While working as a chief adviser to ex-prime minister Boris Johnson during the outbreak of the pandemic, Mr Cummings admitted using the ‘revolting’ expletives.
Since his resignation in November 2020, the 51-year-old has become one of Mr Johnson’s harshest critics.
He is giving evidence on Tuesday as part of the hearing to examine the UK’s response to the crisis and which lessons can be learnt for the future.
When being questioned, lead counsel for the inquiry, Hugo Keith KC, said: ‘You called ministers useless f***pigs, morons, c**** … in emails and WhatsApps to your professional colleagues.
‘Do you think you contributed to a lack of effectiveness on the part of ministers?’
Mr Cummings replied: ‘No, I think I was reflecting a widespread view amongst competent people at the centre of power at the time about the calibre of a lot of senior people who were dealing with this crisis extremely badly.’
The obscene language he used in the workplace was described as ‘revolting’ by Mr Keith, who asked whether he was suggesting his views were ‘shared by others’.
‘My appalling language is obviously my own but my judgement of a lot of senior people was widespread,’ said Mr Cummings.
While being forced to listen back to the insults he’d used in messages to fellow employees, Mr Cummings sat with his hand on his face and mouth slightly open.
He also claimed that the cabinet office had very limited power outside of the prime minister and the cabinet secretary, that meetings were ‘for show’ and that decisions were already made by senior officials.
‘I would say the cabinet secretary is something like 100 times more powerful than anybody else in the cabinet apart from the PM,’ he claimed.
‘A large part of the performance and media coverage is used to cover up this fact and portray the ministers as actually in charge.’
The inquiry also heard that Mr Cummings believes there were ‘clearly were some people in the cabinet office who were in the wrong jobs’.
He told the hearing: ‘Like all dysfunctional systems, it was a mix of a lot of wrong people in the wrong job, decades of accumulated power, no real scrutiny and insight, a culture of constantly classifying everything to hide mistakes and hide scrutiny.
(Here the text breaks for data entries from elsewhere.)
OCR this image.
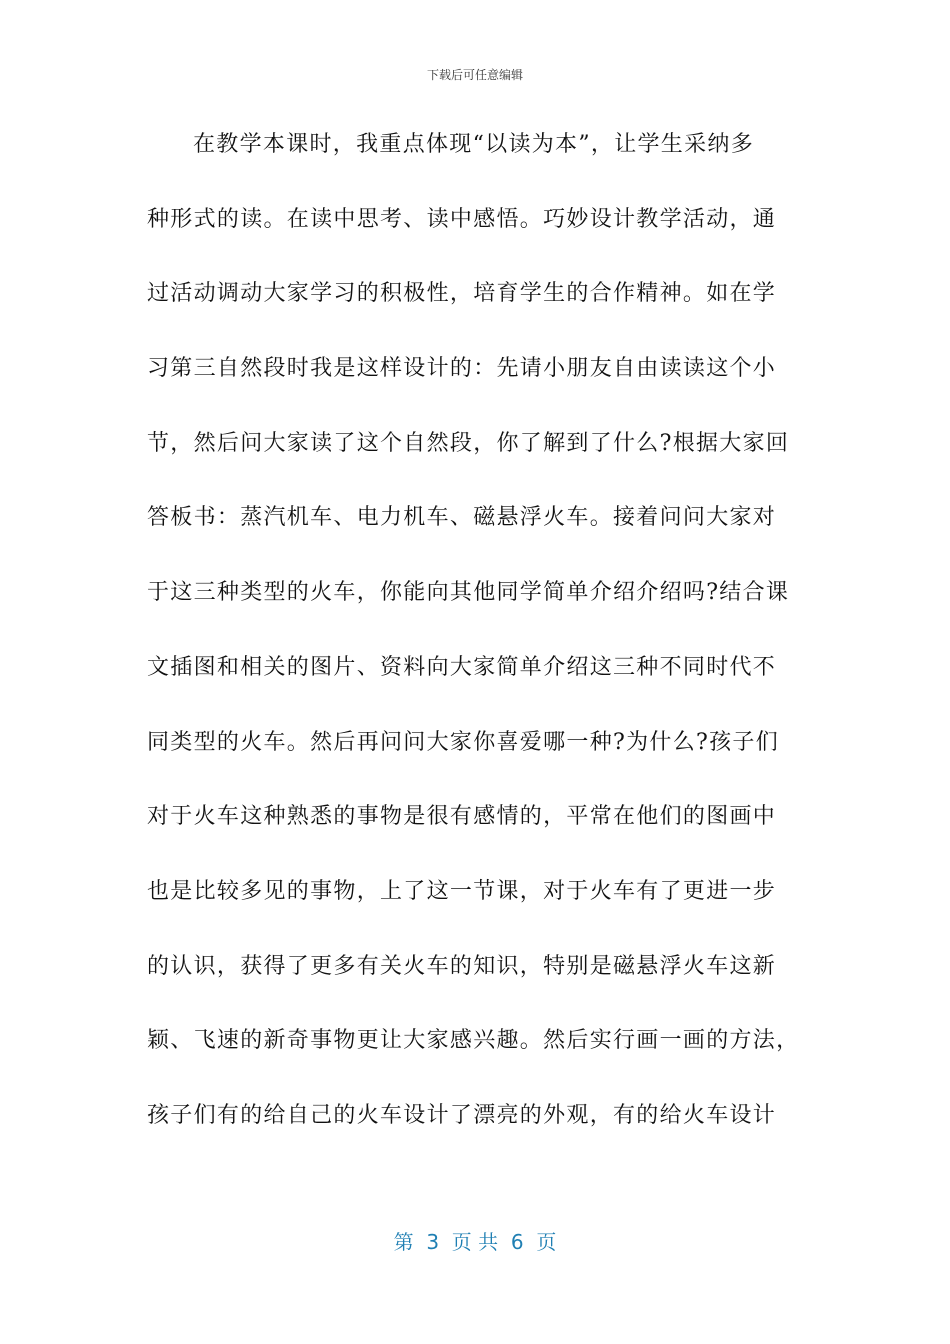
下载后可任意编辑
在教学本课时，我重点体现“以读为本”，让学生采纳多
种形式的读。在读中思考、读中感悟。巧妙设计教学活动，通
过活动调动大家学习的积极性，培育学生的合作精神。如在学
习第三自然段时我是这样设计的：先请小朋友自由读读这个小
节，然后问大家读了这个自然段，你了解到了什么?根据大家回
答板书：蒸汽机车、电力机车、磁悬浮火车。接着问问大家对
于这三种类型的火车，你能向其他同学简单介绍介绍吗?结合课
文插图和相关的图片、资料向大家简单介绍这三种不同时代不
同类型的火车。然后再问问大家你喜爱哪一种?为什么?孩子们
对于火车这种熟悉的事物是很有感情的，平常在他们的图画中
也是比较多见的事物，上了这一节课，对于火车有了更进一步
的认识，获得了更多有关火车的知识，特别是磁悬浮火车这新
颖、飞速的新奇事物更让大家感兴趣。然后实行画一画的方法，
孩子们有的给自己的火车设计了漂亮的外观，有的给火车设计
第  3  页 共  6  页
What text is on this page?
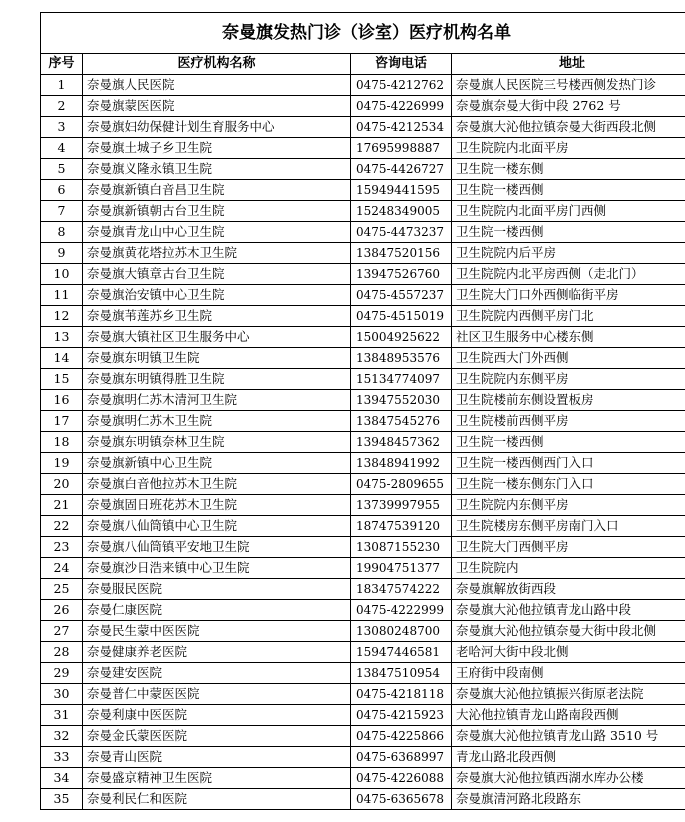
奈曼旗发热门诊（诊室）医疗机构名单			
序号	医疗机构名称	咨询电话	地址
1	奈曼旗人民医院	0475-4212762	奈曼旗人民医院三号楼西侧发热门诊
2	奈曼旗蒙医医院	0475-4226999	奈曼旗奈曼大街中段 2762 号
3	奈曼旗妇幼保健计划生育服务中心	0475-4212534	奈曼旗大沁他拉镇奈曼大街西段北侧
4	奈曼旗土城子乡卫生院	17695998887	卫生院院内北面平房
5	奈曼旗义隆永镇卫生院	0475-4426727	卫生院一楼东侧
6	奈曼旗新镇白音昌卫生院	15949441595	卫生院一楼西侧
7	奈曼旗新镇朝古台卫生院	15248349005	卫生院院内北面平房门西侧
8	奈曼旗青龙山中心卫生院	0475-4473237	卫生院一楼西侧
9	奈曼旗黄花塔拉苏木卫生院	13847520156	卫生院院内后平房
10	奈曼旗大镇章古台卫生院	13947526760	卫生院院内北平房西侧（走北门）
11	奈曼旗治安镇中心卫生院	0475-4557237	卫生院大门口外西侧临街平房
12	奈曼旗苇莲苏乡卫生院	0475-4515019	卫生院院内西侧平房门北
13	奈曼旗大镇社区卫生服务中心	15004925622	社区卫生服务中心楼东侧
14	奈曼旗东明镇卫生院	13848953576	卫生院西大门外西侧
15	奈曼旗东明镇得胜卫生院	15134774097	卫生院院内东侧平房
16	奈曼旗明仁苏木清河卫生院	13947552030	卫生院楼前东侧设置板房
17	奈曼旗明仁苏木卫生院	13847545276	卫生院楼前西侧平房
18	奈曼旗东明镇奈林卫生院	13948457362	卫生院一楼西侧
19	奈曼旗新镇中心卫生院	13848941992	卫生院一楼西侧西门入口
20	奈曼旗白音他拉苏木卫生院	0475-2809655	卫生院一楼东侧东门入口
21	奈曼旗固日班花苏木卫生院	13739997955	卫生院院内东侧平房
22	奈曼旗八仙筒镇中心卫生院	18747539120	卫生院楼房东侧平房南门入口
23	奈曼旗八仙筒镇平安地卫生院	13087155230	卫生院大门西侧平房
24	奈曼旗沙日浩来镇中心卫生院	19904751377	卫生院院内
25	奈曼服民医院	18347574222	奈曼旗解放街西段
26	奈曼仁康医院	0475-4222999	奈曼旗大沁他拉镇青龙山路中段
27	奈曼民生蒙中医医院	13080248700	奈曼旗大沁他拉镇奈曼大街中段北侧
28	奈曼健康养老医院	15947446581	老哈河大街中段北侧
29	奈曼建安医院	13847510954	王府街中段南侧
30	奈曼普仁中蒙医医院	0475-4218118	奈曼旗大沁他拉镇振兴街原老法院
31	奈曼利康中医医院	0475-4215923	大沁他拉镇青龙山路南段西侧
32	奈曼金氏蒙医医院	0475-4225866	奈曼旗大沁他拉镇青龙山路 3510 号
33	奈曼青山医院	0475-6368997	青龙山路北段西侧
34	奈曼盛京精神卫生医院	0475-4226088	奈曼旗大沁他拉镇西湖水库办公楼
35	奈曼利民仁和医院	0475-6365678	奈曼旗清河路北段路东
‘Management was bad, incredibly bloated with so many senior figures that they themselves didn’t know who on earth was in charge of what.’
When asked by Mr Keith whether he added to the ‘dysfunction’ inside Downing Street during the handling of the pandemic, Mr Cummings said: ‘I think the opposite.
‘A huge part of the problem of the culture in Westminster that was so disastrous in Covid was people not speaking out about core problems.
‘I’m not a very smart person, I’m not a specialist in a lots of ways but I had built very effective teams and I felt that a crucial part of my job was to say to the PM and to other people, if I thought that someone couldn’t do the job.’